In Baltimore, when there were six three-member districts, rather than getting a spectrum of representation across a multiple winners in a district, you got slates of candidates running and winning together. Sometimes the slates were racially balanced, sometimes not — it depended on campaign strategy and tactics, not high-minded ideas about appropriate representation.
As a result, in terms of governance and constituent service, multiple members in a district meant that no single member was directly accountable for anything. Ultimately a citizen-led initiative in 2002 changed the Baltimore City Council from six three-member districts to 14 single-member districts. Campaign strategies and tactics then simplified. With the result being a council that is more representative, accessible, accountable, responsive, younger, and effective both citywide and at a neighborhood scale.
Meanwhile, in Portland, voters have shown (recently at least) that they are willing to elect non-white-male candidates when given a choice. It is not necessary to gerrymander a map to do so. And it is not necessary to gerrymander election rules either. Good candidates with good campaigns will compete regardless. Smaller single-member districts means good candidates with good campaigns can compete on a scale more appropriate to neighborhoods and good city governance.
Kristin Eberhard
Hi Terry,
It sounds like Baltimore used Bloc voting — each voter gets three votes and the top three candidates win — is that right? Unfortunately, that system is not proportional. In fact, it can result in even less representative results than the single-winner system Portland uses now. As you note, the whole slate can sweep the election: some voters get all the power and many voters get no representation at all.
Proportional voting is different. As described above, any group of voters making up about one-third of the city or district would be able to elect one of the three representatives. More voters would have a say in who goes to City Hall, and the three winners would be diverse, representing different groups of voters.

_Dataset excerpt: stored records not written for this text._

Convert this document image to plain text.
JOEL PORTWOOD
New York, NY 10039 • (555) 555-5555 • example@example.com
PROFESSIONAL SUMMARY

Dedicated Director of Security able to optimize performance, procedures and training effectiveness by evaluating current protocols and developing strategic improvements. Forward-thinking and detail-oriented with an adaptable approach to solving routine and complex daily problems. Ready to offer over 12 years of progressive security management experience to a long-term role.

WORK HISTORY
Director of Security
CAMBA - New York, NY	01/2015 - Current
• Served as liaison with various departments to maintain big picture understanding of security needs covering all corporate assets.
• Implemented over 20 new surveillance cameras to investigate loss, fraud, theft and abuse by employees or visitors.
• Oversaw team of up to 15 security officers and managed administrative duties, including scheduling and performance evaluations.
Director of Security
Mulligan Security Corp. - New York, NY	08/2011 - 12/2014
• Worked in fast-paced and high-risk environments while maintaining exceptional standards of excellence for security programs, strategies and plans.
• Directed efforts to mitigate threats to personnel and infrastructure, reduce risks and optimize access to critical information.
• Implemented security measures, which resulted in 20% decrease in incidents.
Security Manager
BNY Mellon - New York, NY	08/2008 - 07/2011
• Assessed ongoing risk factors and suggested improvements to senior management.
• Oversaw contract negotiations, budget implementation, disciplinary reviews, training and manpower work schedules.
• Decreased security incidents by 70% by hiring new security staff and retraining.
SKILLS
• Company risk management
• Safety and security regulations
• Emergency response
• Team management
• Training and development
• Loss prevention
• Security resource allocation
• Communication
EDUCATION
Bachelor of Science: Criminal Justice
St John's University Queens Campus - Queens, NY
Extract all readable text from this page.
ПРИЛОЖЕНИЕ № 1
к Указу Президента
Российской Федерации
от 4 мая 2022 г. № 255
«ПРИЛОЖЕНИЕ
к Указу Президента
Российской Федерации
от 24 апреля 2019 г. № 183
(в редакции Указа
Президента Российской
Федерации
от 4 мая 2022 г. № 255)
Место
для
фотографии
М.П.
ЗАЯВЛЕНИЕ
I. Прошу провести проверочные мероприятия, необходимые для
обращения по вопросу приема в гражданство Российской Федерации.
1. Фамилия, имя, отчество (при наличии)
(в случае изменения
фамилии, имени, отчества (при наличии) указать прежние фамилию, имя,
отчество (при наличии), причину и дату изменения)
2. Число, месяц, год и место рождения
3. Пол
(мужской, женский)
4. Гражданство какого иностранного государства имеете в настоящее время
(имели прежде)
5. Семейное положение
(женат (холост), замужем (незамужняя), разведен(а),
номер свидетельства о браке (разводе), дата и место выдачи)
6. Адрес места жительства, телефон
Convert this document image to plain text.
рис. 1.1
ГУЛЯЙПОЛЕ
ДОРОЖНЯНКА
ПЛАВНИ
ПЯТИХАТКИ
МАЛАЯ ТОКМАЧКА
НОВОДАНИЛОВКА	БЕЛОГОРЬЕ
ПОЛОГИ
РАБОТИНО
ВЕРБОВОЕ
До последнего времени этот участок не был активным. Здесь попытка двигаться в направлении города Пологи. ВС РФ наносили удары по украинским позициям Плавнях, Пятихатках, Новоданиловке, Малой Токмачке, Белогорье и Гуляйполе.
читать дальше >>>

Yes, Portlanders are willing to elect non-white-male candidates, but on the whole, even in the most recent years, they have not (see bar chart, above). Proportional voting would give good candidates a chance to compete and and more voters a chance to be heard.
Terry Harris
Yes, Baltimore used “bloc voting”, but I think that points out a different problem for proportional voting. In Baltimore, people had three votes, because they had three representatives. In proportional voting, you’d have three representatives representing you and your district, but “any group of one-third of the district” is effectively voting for only one favorite. Sure, you might get your favorite but your district still has two complete jerks ALSO representing you and your district. Ultimately, the best practitioners of the old campaign game theory will adapt to the new campaign game theory and will still win their share.
The problem is that the representation won’t materially change. By gamifying the elections, you get two well-funded red guys elected and voting as a block, outvoting your favorite green guy every time. And still NONE of them are individually accountable to (or doing constituent service for) anyone in your neighborhood. This is essentially still the same governance problem that Baltimore voters needed to correct by ballot initiative.
As I said, it’s the representation that matters. Single member districts offer obvious and direct lines of accountability. And appropriately-sized districts can offer obvious and direct lines of accountability to a neighborhood scale. These two simple changes greatly improved Baltimore’s political environment. And it’s precisely this accountability that’s missing in Portland now. I worry that insisting on multi-member districts, proportional voting or not, not only defeats the accountability purposes, but will also result in districts far too large for much needed street-level influence.